= Marcel Méchali =

Marcel Méchali (born in 1949) is a molecular biologist, Research Director at the CNRS, specialist in DNA and its replication. He is in charge of the genome replication and dynamics research team at the Institut de Génétique Humaine (IGH) of the CNRS of Montpellier. He was Director of this Institute from 2003 to 2006. He is also Director of Labex EpiGenMed, a network of 54 laboratories in Montpellier.

Marcel Méchali's work focuses on the mechanisms that allow the replication of our DNA at each division of our cells. He discovered several genetic and epigenetic elements that code the starting points of replication (origins of replication). Using a high-throughput approach, his lab has identified the genetic elements of the origins of replication in vertebrates and invertebrates. His work proposes a coupling between replication and gene expression as an essential phenomenon of embryonic development and evolution. They also open new perspectives for investigating the imbalances in the balance between cell proliferation and differentiation leading to cancer. A major contribution from his laboratory is also the discovery of several new replication genes.

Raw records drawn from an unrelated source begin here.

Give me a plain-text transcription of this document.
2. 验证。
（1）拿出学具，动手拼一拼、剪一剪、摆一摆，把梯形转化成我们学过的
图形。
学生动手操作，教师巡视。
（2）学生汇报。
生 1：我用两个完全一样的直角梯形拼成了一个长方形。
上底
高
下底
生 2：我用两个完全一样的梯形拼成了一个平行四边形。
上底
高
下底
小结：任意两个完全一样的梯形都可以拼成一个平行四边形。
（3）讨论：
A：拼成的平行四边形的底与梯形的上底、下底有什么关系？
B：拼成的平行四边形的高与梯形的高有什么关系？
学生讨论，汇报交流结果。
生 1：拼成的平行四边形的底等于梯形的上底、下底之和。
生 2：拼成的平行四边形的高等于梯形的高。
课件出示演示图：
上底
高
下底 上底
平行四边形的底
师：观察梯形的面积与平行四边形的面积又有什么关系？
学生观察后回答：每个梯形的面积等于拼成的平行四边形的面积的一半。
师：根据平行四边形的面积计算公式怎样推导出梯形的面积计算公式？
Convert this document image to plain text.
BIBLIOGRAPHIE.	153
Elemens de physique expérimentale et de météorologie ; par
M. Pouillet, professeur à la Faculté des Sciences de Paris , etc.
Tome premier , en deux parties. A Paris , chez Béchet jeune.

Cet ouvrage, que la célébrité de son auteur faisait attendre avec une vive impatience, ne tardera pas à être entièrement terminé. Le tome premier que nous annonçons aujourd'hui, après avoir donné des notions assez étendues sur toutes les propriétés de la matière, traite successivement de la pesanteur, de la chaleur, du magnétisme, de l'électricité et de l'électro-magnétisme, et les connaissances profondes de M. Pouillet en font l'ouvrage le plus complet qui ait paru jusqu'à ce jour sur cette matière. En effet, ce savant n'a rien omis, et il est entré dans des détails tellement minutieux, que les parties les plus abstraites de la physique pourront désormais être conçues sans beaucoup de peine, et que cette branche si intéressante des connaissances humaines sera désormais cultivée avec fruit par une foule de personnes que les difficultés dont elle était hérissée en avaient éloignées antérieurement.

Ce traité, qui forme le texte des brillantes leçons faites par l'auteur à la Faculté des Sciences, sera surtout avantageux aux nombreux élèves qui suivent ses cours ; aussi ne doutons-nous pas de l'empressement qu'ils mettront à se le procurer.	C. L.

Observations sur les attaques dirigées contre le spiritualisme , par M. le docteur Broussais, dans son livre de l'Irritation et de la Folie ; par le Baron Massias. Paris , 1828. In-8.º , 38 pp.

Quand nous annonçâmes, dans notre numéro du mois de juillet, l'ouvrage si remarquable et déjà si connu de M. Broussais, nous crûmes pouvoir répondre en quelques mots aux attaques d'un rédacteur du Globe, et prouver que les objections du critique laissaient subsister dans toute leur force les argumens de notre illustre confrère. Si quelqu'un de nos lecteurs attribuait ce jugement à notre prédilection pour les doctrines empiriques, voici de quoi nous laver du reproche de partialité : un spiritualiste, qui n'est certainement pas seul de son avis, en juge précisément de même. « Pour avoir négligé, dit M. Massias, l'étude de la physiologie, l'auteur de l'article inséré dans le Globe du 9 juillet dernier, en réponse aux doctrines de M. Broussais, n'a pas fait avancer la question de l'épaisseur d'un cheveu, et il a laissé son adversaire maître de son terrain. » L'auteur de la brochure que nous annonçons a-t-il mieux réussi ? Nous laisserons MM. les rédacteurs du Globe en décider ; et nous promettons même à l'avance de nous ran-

Three key replication genes were thus revealed: MCM8 and MCM9, encoding for two proteins allowing the opening of the DNA double helix for its duplication, and Cdt1 which allows these factors to be assembled on DNA. Finally, his laboratory was also the first to identify MCM4 as a cellular licensing factor, a replication step that is potentially altered in cancers. These factors are currently being evaluated as a diagnostic tool
or therapeutic target of anticancer agents.

CNRS Silver medal in 1996, he became a member of the French Academy of sciences in 2005. He received the research prize from the Allianz-Institut de France Foundation in 2005 and the René and André Duquesne Prize from the Ligue contre le Cancer in 2009. He was made a Chevalier of the Légion d'Honneur in 2009 and a Chevalier of the Palmes Académiques in 2015.